If anything, Ace seem to have a 'younger' style, Swift go for the middle ground but tend to be more colourful (silver external walls, brighter upholstery colours) and Bessacarr are more on the sober side.

All I know for certain is that we love our old Bessie to bits!


----------



## cabby (May 14, 2005)

When we looked at the same makes we thought that the Ace seemed to be a more basic model than the others. but the Swift Balero is a little more modern style or say sporty for want of a better word in this heat. 8) 8) Bessacar are more of the old fahioned comfortable chair well padded style.These are not the best of discriptions and are my opinions only.What you may need to consider is which would get you a better resale in the future.So look up secondhand models that are all similar and see which is priced more than the others.

cabby


----------



## colian (May 11, 2005)

We own a Swift Bolero 680FB, at first we found a lay-out we wanted, then it was a case of going to the motorhome show and finding the model with the odds and ends that we liked. My other half went from stand to stand comparing the interiors and colours until she came to 'her' ideal. As usual we only drive it, she gets first choice on soft furnishings. But you are right there are a number of brands that are all made by Swift, it just comes down to personal choice. Its fun talking to other people and they make out their motohome is superior then you explain they were all made at the same factory.

Ian
Ps
I've just been told to say that she also drives it as she is looking over my shoulder.


----------



## KeiththeBigUn (Oct 3, 2007)

Thank you for the replies you have all been very helpful. 

We are going to Malvern so we will be able to have a look at them all at out leisure. We will have to see if we can beat the price rises that have been announced. 8O 

I will leave the soft furnishing decisions to the one who must be obeyed I think, anything for a quiet life.  She is better at bartering than me so the sales men better put their hard hats on because if she really wants one she will make them work for the commission. :lol: I just sit back after lighting the blue touch paper.....


----------



## quartet (Jul 9, 2006)

*Bessie*

We have the Bessie version and the upholstery and carpets are lighter! and there is the addition of a microwave which wasn't on the Ace spec when we bought.
After a year and constant use it still looks in showroom condition. Would recommend to anyone! Off to France for 3 weeks on monday!
Barry


----------



## Steamdrivenandy (Jun 18, 2007)

Keith,

I researched these vans throughly a few months ago when we were thinking of getting one.

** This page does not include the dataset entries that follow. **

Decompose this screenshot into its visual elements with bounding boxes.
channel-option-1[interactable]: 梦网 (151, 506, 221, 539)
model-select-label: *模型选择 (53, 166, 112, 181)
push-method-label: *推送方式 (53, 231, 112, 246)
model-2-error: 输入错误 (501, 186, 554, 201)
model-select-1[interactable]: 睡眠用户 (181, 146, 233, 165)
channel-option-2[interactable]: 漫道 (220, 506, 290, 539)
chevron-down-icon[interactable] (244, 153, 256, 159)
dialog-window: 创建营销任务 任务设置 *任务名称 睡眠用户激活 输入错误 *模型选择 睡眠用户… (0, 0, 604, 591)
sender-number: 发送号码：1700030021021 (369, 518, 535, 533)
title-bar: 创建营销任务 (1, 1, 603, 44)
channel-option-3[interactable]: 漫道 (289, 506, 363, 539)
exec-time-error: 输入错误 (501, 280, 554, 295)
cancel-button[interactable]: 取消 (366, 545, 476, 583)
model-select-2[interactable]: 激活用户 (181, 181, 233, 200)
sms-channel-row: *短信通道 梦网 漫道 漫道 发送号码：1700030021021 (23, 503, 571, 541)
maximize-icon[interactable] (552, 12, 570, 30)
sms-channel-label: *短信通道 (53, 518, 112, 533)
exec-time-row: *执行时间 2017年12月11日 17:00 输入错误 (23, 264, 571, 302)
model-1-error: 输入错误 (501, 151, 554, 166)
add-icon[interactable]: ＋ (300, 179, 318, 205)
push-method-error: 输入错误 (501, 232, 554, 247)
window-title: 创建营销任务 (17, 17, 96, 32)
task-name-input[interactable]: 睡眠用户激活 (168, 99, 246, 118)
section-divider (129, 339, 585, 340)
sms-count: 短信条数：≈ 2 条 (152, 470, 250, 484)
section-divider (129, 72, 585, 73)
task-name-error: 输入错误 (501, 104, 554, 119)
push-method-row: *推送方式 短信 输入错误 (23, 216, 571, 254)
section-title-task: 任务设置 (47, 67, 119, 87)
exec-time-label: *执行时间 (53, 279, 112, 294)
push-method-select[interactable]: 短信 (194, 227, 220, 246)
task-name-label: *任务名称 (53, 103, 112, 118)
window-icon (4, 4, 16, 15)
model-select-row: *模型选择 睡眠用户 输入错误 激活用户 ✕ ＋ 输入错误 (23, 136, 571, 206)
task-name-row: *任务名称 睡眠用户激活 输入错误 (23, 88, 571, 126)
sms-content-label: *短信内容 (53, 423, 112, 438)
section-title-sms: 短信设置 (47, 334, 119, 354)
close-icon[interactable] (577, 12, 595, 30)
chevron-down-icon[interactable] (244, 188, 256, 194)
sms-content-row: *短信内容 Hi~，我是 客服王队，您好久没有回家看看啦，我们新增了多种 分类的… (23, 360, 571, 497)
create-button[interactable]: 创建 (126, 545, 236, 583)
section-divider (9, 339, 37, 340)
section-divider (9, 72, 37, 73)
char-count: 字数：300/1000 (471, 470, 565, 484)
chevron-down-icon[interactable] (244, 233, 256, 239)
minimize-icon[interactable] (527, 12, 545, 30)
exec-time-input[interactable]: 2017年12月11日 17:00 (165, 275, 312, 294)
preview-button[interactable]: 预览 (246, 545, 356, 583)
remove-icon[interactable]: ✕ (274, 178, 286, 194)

What's been said already is basically correct. 

When you buy new you get a microwave as standard on the Bessie but the list price is a bit higher, whereas the Ace and Swift list prices are a bit lower but you have to buy the microwave as an extra if you want it :roll: 

The Ace has a fairly plain exterior paint job and an interior that's apparently got some 'Scandinavian' style and is therefore supposed to appeal to younger customers.

The Swift has the beautiful silver exterior decor and a slightly more restrained interior ambience and the Bessie has a plain exterior and an even more restrained interior (think 'Gentlemans Club).

Personally I wanted the Swift exterior and the Bessie interior  

I wonder if they ever c**k up on the production line and if there's a heap of vans out the back at Cottingham with the incorrect exterior/interior mix? :lol: :lol: :lol: 

SDA

PS After someone posted on MHF that Bessie's held their value better than Ace or Swift I asked a dealer whether there was any difference in the used values. He confirmed that they were priced exactly the same as far as the trade is concerned. HTH


----------